Una vez en la torre, las vísceras de la bestia mecánica quedaron expuestas ante los ojos del incrédulo grupo, atónito al ver semejante despliegue de ingenio y conocimiento. Pero, entre todos ellos, hubo un alma que quedó más que sorprendida y más que sobrecogida. La hija del Rey acababa de quedar hechizada.
La visión del esqueleto metálico del ingenio había abierto los ojos y los oídos de la joven, permitiéndole entender de un modo instintivo el lenguaje del reloj. La maquinaria cuchicheaba, murmuraba sin cesar sonidos que sólo unos pocos podrían comprender: cada giro de rueda, cada arco balanceándose, cada engranaje rotando susurraba ideas hermosas, palabras hechas de arte y de ciencia, frases que explicaban la belleza de lo que es perfecto. Todo el saber humano se recogía en aquella lóbrega Torre: la medición del tiempo, el paso de los días y las noches, la metamorfosis de la Luna en su eterno baile con el Sol y las estrellas. Aurora, Orto, Cenit, Crepúsculo. Ese reloj era el Universo. Y su creador estaba destinado a morir abrasado a causa de la soberbia y la codicia de un hombre miserable.
Mikulas jamás entendería lo sucedido aquella noche.
No entendía cómo una muchacha fue capaz de entrar en los calabozos, abrir su celda y dejarle libre. Ni por qué los guardias reales no le persiguieron con sus jaurías, al encontrar su celda vacía por la mañana. Ni sobre todo, la razón de aquel beso recibido antes de su partida, breve como un latido del corazón, dulce y tibio como la miel.

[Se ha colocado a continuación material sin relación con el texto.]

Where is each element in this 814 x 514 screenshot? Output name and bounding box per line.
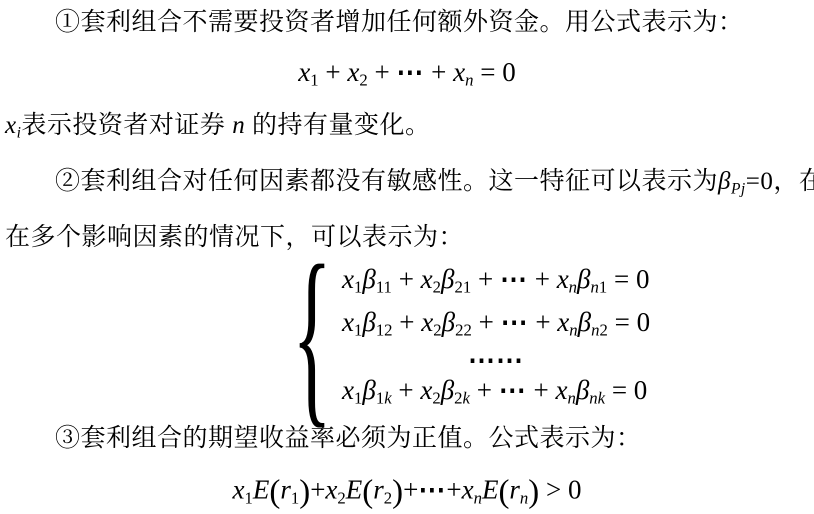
formula-expected-return-positive: x1E(r1)+x2E(r2)+⋯+xnE(rn) > 0 <box>0 474 814 511</box>
formula-sum-zero: x1 + x2 + ⋯ + xn = 0 <box>0 57 814 91</box>
document-page: ①套利组合不需要投资者增加任何额外资金。用公式表示为： x1 + x2 + ⋯ … <box>0 0 814 514</box>
equation-system-rows: x1β11 + x2β21 + ⋯ + xnβn1 = 0 x1β12 + x2… <box>342 262 650 408</box>
system-ellipsis-row: ⋯⋯ <box>342 347 650 373</box>
equation-system: { x1β11 + x2β21 + ⋯ + xnβn1 = 0 x1β12 + … <box>276 260 650 410</box>
system-equation-row-k: x1β1k + x2β2k + ⋯ + xnβnk = 0 <box>342 373 650 416</box>
paragraph-factor-sensitivity: ②套利组合对任何因素都没有敏感性。这一特征可以表示为βPj=0，在存 <box>55 167 814 204</box>
paragraph-xi-definition: xi表示投资者对证券 n 的持有量变化。 <box>5 111 430 148</box>
paragraph-expected-return: ③套利组合的期望收益率必须为正值。公式表示为： <box>55 424 642 454</box>
left-brace-glyph: { <box>292 236 332 434</box>
system-equation-row-1: x1β11 + x2β21 + ⋯ + xnβn1 = 0 <box>342 262 650 305</box>
system-equation-row-2: x1β12 + x2β22 + ⋯ + xnβn2 = 0 <box>342 305 650 348</box>
paragraph-arbitrage-no-extra-funds: ①套利组合不需要投资者增加任何额外资金。用公式表示为： <box>55 8 744 38</box>
paragraph-multi-factor: 在多个影响因素的情况下，可以表示为： <box>5 223 464 253</box>
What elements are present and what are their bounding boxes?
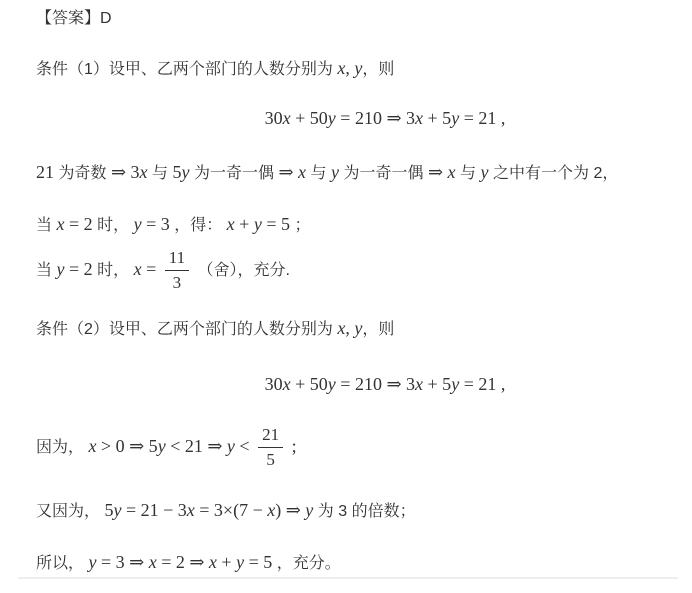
math-run: 5y = 21 − 3x = 3×(7 − x) ⇒ y [104, 500, 317, 520]
inequality-deduction: 因为， x > 0 ⇒ 5y < 21 ⇒ y < 215 ; [36, 424, 664, 471]
text-run: ，得： [174, 217, 226, 234]
solution-lines: 【答案】D条件（1）设甲、乙两个部门的人数分别为 x, y，则30x + 50y… [36, 8, 664, 575]
math-run: ; [287, 436, 297, 456]
case-y-equals-2: 当 y = 2 时， x = 113 （舍），充分. [36, 247, 664, 294]
text-run: 为 3 的倍数； [318, 503, 416, 520]
answer-line: 【答案】D [36, 8, 664, 30]
math-run: x + y = 5 [227, 214, 295, 234]
text-run: 时， [97, 217, 133, 234]
equation-2: 30x + 50y = 210 ⇒ 3x + 5y = 21 , [36, 372, 664, 398]
math-run: 21 [36, 162, 59, 182]
text-run: ，则 [362, 61, 394, 78]
solution-document: 【答案】D条件（1）设甲、乙两个部门的人数分别为 x, y，则30x + 50y… [0, 0, 692, 575]
text-run: 因为， [36, 439, 88, 456]
fraction: 113 [165, 247, 189, 294]
math-run: y = 3 [134, 214, 175, 234]
text-run: 条件（1）设甲、乙两个部门的人数分别为 [36, 61, 337, 78]
math-run: y [331, 162, 344, 182]
condition-2-intro: 条件（2）设甲、乙两个部门的人数分别为 x, y，则 [36, 317, 664, 341]
text-run: 之中有一个为 2， [493, 165, 618, 182]
text-run: 又因为， [36, 503, 104, 520]
math-run: ⇒ 3x [111, 162, 152, 182]
math-run: ⇒ x [278, 162, 310, 182]
text-run: 为奇数 [59, 165, 111, 182]
multiple-of-3-deduction: 又因为， 5y = 21 − 3x = 3×(7 − x) ⇒ y 为 3 的倍… [36, 499, 664, 523]
math-run: y [481, 162, 494, 182]
math-run: x = [134, 259, 161, 279]
text-run: 为一奇一偶 [344, 165, 428, 182]
text-run: 条件（2）设甲、乙两个部门的人数分别为 [36, 321, 337, 338]
text-run: 与 [152, 165, 172, 182]
fraction-denominator: 3 [165, 271, 189, 294]
math-run: y = 3 ⇒ x = 2 ⇒ x + y = 5 [88, 552, 276, 572]
fraction: 215 [258, 424, 283, 471]
text-run: 与 [311, 165, 331, 182]
math-run: x = 2 [56, 214, 97, 234]
math-run: 30x + 50y = 210 ⇒ 3x + 5y = 21 , [265, 108, 506, 128]
text-run: 与 [460, 165, 480, 182]
fraction-numerator: 21 [258, 424, 283, 448]
math-run: x > 0 ⇒ 5y < 21 ⇒ y < [88, 436, 254, 456]
text-run: ，充分。 [277, 555, 341, 572]
text-run: 当 [36, 262, 56, 279]
text-run: 时， [97, 262, 133, 279]
bottom-divider [18, 577, 678, 579]
text-run: ； [294, 217, 310, 234]
text-run: 当 [36, 217, 56, 234]
equation-1: 30x + 50y = 210 ⇒ 3x + 5y = 21 , [36, 106, 664, 132]
conclusion: 所以， y = 3 ⇒ x = 2 ⇒ x + y = 5 ，充分。 [36, 551, 664, 575]
condition-1-intro: 条件（1）设甲、乙两个部门的人数分别为 x, y，则 [36, 57, 664, 81]
text-run: 为一奇一偶 [194, 165, 278, 182]
math-run: ⇒ x [428, 162, 460, 182]
math-run: 30x + 50y = 210 ⇒ 3x + 5y = 21 , [265, 374, 506, 394]
parity-deduction: 21 为奇数 ⇒ 3x 与 5y 为一奇一偶 ⇒ x 与 y 为一奇一偶 ⇒ x… [36, 161, 664, 185]
text-run: 【答案】D [36, 10, 112, 27]
fraction-numerator: 11 [165, 247, 189, 271]
math-run: x, y [337, 318, 362, 338]
text-run: （舍），充分. [193, 262, 290, 279]
case-x-equals-2: 当 x = 2 时， y = 3 ，得： x + y = 5 ； [36, 213, 664, 237]
math-run: y = 2 [56, 259, 97, 279]
math-run: 5y [173, 162, 195, 182]
text-run: ，则 [362, 321, 394, 338]
fraction-denominator: 5 [258, 448, 283, 471]
math-run: x, y [337, 58, 362, 78]
text-run: 所以， [36, 555, 88, 572]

El Rey presidía la ceremonia de ejecución en el estrado instalado bajo el resplandeciente dial del nuevo Reloj. Debería ser un momento feliz, pues su sueño se había concretado: el reloj estaba concluido y su secreto quedaría oculto eternamente. Y sin embargo, estaba inquieto. La serenidad del Maestro Relojero mientras era elevado hacia la pira lo había impresionado, pero lo que de verdad había turbado su espíritu era el silencio total con el que las llamas habían devorado su cuerpo cubierto de sucios harapos. Ni una palabra había surgido de aquellos labios, ni un gemido. Un escalofrío recorrió su espalda. Se revolvió, incómodo en su asiento. Miró hacia atrás un instante, para después volver su vista una vez más hacia la plaza. Mientras contemplaba los inmóviles restos ardientes del relojero, no podía evitar preguntarse por qué el sitio que debía estar ocupado por su hija se encontraba vacío.